Many years ago, the motto was “Open source is more secure than proprietary solutions.” The primary rationale was that many eyes reviewed the code and we all know that code review is key for secure software. In the early days of open source, this motto may have been mostly true, under some specific trust models ( see https://eric-diehl.com/is-open-source-more-secure/, Chapter 12 of Securing Digital Video…). Is it still true in our days?

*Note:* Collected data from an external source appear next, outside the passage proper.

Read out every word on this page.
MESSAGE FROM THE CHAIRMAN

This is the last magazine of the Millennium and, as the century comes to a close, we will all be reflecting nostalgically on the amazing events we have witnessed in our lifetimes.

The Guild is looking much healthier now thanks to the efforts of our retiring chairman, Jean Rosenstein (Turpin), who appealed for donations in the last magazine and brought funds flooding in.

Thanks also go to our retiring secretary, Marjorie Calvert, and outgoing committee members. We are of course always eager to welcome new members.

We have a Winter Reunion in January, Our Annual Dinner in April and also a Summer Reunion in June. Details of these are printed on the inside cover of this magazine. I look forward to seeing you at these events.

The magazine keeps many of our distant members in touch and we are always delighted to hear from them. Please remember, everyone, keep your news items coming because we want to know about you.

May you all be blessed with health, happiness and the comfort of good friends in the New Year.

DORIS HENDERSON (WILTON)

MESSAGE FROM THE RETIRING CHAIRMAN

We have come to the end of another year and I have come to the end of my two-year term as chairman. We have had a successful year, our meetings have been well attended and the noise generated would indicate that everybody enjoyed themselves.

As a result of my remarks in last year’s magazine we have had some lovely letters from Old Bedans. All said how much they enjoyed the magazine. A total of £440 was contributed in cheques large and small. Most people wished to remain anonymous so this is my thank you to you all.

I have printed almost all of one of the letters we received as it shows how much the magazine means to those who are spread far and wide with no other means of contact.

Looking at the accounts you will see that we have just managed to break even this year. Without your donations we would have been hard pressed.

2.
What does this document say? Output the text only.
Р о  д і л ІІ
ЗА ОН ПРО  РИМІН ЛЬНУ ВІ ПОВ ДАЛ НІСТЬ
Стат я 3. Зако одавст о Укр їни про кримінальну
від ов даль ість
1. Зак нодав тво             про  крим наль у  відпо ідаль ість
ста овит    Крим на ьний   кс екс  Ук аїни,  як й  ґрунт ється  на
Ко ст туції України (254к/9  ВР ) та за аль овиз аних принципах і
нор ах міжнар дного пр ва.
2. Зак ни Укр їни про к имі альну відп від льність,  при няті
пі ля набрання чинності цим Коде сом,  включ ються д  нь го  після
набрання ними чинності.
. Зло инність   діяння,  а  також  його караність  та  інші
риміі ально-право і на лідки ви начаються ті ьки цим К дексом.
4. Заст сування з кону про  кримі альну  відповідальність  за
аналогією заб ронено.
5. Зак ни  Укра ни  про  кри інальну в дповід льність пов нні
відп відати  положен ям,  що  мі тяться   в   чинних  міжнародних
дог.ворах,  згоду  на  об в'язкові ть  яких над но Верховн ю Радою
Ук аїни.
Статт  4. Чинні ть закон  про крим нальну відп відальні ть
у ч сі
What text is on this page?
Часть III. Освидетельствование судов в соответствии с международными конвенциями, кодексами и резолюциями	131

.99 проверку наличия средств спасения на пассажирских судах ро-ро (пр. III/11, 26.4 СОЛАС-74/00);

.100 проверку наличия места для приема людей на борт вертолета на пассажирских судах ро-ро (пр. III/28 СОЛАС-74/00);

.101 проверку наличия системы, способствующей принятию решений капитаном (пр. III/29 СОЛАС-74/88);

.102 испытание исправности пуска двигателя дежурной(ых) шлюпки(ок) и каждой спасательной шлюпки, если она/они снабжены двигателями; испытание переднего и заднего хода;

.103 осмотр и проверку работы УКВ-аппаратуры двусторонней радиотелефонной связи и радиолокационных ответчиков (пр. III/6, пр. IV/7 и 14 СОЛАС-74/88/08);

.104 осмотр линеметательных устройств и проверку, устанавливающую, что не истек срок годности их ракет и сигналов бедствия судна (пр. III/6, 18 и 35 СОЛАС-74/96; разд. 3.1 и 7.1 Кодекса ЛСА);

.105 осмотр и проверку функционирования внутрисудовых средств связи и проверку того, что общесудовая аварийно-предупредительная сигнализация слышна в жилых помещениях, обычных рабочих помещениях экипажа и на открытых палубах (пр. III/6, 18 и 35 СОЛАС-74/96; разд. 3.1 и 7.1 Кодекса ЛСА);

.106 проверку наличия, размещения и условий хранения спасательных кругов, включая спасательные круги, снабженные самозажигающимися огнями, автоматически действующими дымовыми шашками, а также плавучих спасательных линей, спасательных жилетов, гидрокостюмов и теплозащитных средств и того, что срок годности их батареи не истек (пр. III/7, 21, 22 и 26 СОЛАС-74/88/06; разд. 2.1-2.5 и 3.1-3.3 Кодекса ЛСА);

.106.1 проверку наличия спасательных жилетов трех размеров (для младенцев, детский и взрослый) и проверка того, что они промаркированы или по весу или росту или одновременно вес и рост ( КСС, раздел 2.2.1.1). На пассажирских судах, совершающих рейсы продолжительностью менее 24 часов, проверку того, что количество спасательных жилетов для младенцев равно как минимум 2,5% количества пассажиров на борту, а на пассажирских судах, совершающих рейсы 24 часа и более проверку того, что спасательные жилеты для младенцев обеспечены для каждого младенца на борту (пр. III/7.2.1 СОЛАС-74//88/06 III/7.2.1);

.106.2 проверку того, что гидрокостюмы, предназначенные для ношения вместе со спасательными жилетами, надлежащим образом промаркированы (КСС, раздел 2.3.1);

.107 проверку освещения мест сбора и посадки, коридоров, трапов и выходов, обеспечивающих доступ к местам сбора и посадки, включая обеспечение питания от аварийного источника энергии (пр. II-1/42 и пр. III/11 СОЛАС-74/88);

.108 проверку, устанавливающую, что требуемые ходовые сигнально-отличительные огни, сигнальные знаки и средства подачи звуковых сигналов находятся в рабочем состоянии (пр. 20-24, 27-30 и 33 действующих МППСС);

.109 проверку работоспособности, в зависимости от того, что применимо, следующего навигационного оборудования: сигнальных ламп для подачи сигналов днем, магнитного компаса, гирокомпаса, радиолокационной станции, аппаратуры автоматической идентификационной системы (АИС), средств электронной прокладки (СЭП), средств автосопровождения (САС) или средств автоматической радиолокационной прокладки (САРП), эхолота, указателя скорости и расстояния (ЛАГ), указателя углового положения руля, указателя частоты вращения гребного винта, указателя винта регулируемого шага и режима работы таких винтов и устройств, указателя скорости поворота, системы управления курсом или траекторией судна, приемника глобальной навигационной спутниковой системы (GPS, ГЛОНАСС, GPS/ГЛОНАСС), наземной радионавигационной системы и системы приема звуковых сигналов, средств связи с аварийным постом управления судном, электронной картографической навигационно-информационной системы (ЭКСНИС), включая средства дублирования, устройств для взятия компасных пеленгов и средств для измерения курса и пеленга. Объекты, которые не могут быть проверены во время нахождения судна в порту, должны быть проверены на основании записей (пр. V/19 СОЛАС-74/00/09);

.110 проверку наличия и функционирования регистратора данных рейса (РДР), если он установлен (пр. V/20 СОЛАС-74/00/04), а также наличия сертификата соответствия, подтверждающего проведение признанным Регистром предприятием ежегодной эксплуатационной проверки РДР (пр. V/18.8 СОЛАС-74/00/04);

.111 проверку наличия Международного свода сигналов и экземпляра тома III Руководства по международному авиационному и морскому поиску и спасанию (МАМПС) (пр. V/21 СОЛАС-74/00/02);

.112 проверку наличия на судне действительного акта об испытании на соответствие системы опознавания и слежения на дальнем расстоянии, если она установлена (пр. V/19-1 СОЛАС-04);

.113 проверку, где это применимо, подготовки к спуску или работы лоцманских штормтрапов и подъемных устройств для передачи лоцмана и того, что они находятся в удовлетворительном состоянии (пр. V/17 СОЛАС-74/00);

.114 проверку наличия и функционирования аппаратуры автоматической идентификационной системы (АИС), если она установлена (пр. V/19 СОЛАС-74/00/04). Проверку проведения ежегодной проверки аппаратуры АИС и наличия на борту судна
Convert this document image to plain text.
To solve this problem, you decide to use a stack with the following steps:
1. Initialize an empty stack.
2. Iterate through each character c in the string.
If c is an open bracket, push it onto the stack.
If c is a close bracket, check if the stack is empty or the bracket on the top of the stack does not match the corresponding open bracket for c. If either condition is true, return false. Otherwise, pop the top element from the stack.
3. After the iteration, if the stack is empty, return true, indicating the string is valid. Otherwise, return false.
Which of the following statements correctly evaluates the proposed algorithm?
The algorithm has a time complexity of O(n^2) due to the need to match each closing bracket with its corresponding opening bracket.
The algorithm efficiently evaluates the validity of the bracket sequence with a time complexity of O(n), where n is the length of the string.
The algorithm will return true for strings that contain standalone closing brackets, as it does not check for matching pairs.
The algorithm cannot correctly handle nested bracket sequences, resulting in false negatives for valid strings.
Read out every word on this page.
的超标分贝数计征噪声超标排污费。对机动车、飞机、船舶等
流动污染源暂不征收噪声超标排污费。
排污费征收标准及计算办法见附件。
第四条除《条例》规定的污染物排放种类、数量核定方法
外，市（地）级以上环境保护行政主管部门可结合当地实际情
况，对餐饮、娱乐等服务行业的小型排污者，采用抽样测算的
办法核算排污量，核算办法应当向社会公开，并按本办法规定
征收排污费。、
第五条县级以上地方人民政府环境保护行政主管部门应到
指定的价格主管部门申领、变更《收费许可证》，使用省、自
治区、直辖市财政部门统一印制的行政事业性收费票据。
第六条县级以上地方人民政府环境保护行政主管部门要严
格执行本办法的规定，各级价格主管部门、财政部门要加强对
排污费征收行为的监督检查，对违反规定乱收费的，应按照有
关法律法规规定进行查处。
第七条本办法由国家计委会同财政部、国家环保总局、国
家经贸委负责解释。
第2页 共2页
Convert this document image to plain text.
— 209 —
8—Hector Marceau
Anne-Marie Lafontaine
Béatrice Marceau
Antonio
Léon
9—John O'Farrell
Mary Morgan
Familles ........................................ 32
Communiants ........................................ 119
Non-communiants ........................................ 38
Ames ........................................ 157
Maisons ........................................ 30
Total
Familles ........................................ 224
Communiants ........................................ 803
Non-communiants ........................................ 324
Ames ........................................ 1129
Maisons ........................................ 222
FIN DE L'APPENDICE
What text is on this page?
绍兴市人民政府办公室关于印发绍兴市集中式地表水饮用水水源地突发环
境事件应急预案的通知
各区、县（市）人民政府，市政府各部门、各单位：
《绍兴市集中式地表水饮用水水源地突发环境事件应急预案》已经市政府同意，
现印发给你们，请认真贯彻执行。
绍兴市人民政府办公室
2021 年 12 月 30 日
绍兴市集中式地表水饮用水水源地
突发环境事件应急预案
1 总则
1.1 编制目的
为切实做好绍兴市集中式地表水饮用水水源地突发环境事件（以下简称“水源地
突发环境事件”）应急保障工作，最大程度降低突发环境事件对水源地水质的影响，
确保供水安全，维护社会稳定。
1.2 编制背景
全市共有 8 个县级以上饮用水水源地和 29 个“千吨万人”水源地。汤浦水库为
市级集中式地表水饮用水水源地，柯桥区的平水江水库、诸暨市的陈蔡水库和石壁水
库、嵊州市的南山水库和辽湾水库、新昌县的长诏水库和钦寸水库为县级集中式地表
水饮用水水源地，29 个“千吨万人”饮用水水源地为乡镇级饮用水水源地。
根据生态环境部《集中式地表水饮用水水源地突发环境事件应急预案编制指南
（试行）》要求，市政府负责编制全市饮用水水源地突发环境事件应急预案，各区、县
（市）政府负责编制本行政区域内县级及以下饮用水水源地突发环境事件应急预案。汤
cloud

Currently, there are a plethora of available open source libraries. With the advent of many new programming languages, the number of libraries is exploding. Many projects have a few contributors, sometimes even only one individual. How many users of these libraries review the code before using it? I would guess very very few. Thus, the motto is becoming weaker. It is probably true for large, well-established projects, such as OpenSSL, but what for projects with one contributor? The success of the library is most probably not a valid indicator of trustfulness.
Conclusion: be very careful when selecting an open source library, you may not necessarily trust it.
Conclusion2: if you are using a copy wallet, Sophos provides some advices.